The duo’s means for temporal transport was the same as ever – an old phone booth. “Dean was very clear in wanting us to portray the phone booth like an antique car,” St. John reveals, “so you wouldn’t be sure if it was still going to be able to start up the next time you got in. Storywise, that erratic quality translated into a time machine that didn’t always made textbook landings.” MELS and Shade split up the phone booth shots for their specific sequences.
The freeway scenes required heavy extensions. “We wanted to really open things up there,” notes George, “with San Dimas in the background. So again it was a matter of Photoshopping in various approaches for Dean to pick from. However, there wasn’t always a lot of light on characters in the foreground. I’ve worked on various movies with similar plate situations, and found that you need to create other opportunities for light when adding depth through an extension. We had to go through some visual contortions to create the necessary dimension while matching production’s lighting.”
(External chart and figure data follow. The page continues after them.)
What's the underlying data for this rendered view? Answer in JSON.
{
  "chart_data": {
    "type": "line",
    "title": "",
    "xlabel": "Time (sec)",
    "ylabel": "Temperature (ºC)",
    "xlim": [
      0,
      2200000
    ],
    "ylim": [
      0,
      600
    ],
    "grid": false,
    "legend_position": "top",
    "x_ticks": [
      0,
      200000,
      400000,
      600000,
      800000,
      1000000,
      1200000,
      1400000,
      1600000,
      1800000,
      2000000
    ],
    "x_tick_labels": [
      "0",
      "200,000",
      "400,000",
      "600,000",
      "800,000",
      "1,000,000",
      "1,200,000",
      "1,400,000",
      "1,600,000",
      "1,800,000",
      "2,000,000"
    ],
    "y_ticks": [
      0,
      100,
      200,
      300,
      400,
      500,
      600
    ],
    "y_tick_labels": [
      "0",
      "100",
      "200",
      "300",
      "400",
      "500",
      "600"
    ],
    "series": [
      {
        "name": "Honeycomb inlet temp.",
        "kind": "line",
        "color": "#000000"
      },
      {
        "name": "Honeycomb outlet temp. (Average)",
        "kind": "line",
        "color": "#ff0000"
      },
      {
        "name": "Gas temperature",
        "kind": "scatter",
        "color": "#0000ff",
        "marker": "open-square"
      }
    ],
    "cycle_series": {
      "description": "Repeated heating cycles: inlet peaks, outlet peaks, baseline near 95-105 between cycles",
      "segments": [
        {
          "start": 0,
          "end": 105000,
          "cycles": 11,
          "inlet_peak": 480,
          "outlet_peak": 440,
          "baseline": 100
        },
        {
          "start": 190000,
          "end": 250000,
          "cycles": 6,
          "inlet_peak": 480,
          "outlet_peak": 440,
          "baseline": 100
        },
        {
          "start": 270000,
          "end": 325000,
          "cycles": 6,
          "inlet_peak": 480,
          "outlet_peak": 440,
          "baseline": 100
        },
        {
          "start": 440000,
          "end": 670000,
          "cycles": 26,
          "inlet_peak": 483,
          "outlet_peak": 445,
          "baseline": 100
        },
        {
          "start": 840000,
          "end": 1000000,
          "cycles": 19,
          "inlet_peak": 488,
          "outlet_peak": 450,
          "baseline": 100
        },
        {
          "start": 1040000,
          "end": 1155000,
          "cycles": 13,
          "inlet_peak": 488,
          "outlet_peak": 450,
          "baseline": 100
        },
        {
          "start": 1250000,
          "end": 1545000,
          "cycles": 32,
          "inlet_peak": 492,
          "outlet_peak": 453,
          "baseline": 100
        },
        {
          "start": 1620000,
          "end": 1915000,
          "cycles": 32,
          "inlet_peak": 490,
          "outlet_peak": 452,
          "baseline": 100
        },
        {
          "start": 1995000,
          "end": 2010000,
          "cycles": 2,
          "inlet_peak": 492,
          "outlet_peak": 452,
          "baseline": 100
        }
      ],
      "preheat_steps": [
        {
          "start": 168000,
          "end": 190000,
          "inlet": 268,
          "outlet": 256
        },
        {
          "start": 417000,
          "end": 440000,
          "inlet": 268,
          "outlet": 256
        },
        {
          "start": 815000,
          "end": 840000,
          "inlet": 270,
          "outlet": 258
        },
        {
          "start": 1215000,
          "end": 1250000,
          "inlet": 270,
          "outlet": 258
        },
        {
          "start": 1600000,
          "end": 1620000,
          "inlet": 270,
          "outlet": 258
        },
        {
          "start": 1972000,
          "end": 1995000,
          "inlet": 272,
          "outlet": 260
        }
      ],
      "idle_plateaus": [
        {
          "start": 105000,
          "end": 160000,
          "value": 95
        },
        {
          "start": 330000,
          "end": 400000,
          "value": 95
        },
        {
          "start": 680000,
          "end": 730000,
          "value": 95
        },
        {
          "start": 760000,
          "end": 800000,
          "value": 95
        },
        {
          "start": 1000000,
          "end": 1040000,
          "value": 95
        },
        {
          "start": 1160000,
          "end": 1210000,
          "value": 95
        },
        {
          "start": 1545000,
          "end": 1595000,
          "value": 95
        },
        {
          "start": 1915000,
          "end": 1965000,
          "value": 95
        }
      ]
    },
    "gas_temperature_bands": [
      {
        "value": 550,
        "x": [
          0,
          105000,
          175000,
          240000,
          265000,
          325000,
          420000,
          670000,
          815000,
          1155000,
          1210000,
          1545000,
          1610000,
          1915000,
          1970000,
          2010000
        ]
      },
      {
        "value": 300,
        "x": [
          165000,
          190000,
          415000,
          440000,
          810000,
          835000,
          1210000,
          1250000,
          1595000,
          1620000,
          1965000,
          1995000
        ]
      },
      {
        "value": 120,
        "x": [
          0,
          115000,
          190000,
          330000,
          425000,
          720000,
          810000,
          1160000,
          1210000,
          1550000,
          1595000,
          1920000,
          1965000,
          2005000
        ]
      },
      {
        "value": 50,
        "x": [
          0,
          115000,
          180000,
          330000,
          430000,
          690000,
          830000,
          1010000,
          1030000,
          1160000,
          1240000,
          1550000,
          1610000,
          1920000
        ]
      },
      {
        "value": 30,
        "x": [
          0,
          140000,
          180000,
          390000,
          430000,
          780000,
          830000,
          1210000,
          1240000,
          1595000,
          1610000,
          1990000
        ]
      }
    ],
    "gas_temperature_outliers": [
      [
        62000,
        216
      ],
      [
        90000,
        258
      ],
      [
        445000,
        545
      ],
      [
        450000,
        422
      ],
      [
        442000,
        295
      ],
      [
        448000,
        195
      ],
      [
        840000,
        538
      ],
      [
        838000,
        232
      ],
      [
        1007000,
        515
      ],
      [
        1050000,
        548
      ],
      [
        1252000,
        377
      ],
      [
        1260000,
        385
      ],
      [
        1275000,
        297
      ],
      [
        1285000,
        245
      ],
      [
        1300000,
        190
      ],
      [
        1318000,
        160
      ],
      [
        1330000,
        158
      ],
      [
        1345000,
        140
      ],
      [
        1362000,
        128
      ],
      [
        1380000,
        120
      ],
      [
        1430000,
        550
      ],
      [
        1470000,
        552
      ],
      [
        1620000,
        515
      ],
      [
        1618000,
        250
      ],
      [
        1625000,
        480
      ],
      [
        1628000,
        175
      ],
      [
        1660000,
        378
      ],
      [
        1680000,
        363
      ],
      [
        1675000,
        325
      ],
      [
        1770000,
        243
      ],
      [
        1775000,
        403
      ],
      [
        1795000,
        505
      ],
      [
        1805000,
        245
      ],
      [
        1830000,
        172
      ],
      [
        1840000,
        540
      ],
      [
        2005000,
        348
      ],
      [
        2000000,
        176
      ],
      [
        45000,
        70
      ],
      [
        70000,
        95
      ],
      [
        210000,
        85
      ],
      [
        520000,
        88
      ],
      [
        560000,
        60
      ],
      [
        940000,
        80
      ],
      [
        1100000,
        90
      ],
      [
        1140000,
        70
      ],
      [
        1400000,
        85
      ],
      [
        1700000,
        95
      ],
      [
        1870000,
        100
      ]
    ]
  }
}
The vortex opening up above Earth required the most finessing. “That vexed us right up till the end of post,” explains George. “Dean wanted to be able to see the circuits of time within, and there were only a limited number of shots revealing the vortex, but a lot of shots around those had people running around. To make the vortex presence carry through those meant affecting every shot in the sequence.” George also had to create new shots not originally planned for. “Editorially, you sometimes find that a wide shot nobody made is needed, so you put one together out of whatever was shot plus your own invention.”
“The last few weeks of shooting were spent on large greenscreen setups, with limited set pieces built by Production Designer Melanie Jones that actors could walk on or be in physical contact with. Director of Photography Shelley Johnson had a very gritty look in mind, so even greenscreens were shot with smoke, because he felt that would help with any too-synthetic feel, which is common with VFX-oriented futures.”
—Nancy St. John, VFX Producer
The coronavirus also impacted post. “COVID hit just as we came out of our first preview screening, but our facilities were able to scramble and reset quickly at their homes,” recalls St. John. “LUTs had been provided to vendors for every scene, letting VFX bring the looks along as far as we could with the vendor resources. Then we did something that was new to me in my 30 years, handling the whole DI with Efilm colorist Skip Kimball remotely. He was in a room alone, with a support team blocks away, while Dean, Bill and I were each at our own houses, using Streambox to let us review in real-time at fairly high-rez. Colorspace was a problem, as each sequence had its own unique look and lighting. Dean made some changes from the original plan to lock in a color rhythm for the whole film.”
George thinks that by playing to the franchise’s strengths, the VFX contributed more than in other situations. “We weren’t trying to one-up anybody,” he admits. “Sometimes the live-action had too much stuff happening, so it became a matter of dialing things back. Introducing limitations helped convey a sense of reality into things that could distract and overwhelm. The characters are the film’s attraction; that is part of the film’s charm. If we just started doing ‘powers of 10’ pullbacks … well, that just wouldn’t have been Bill and Ted language.”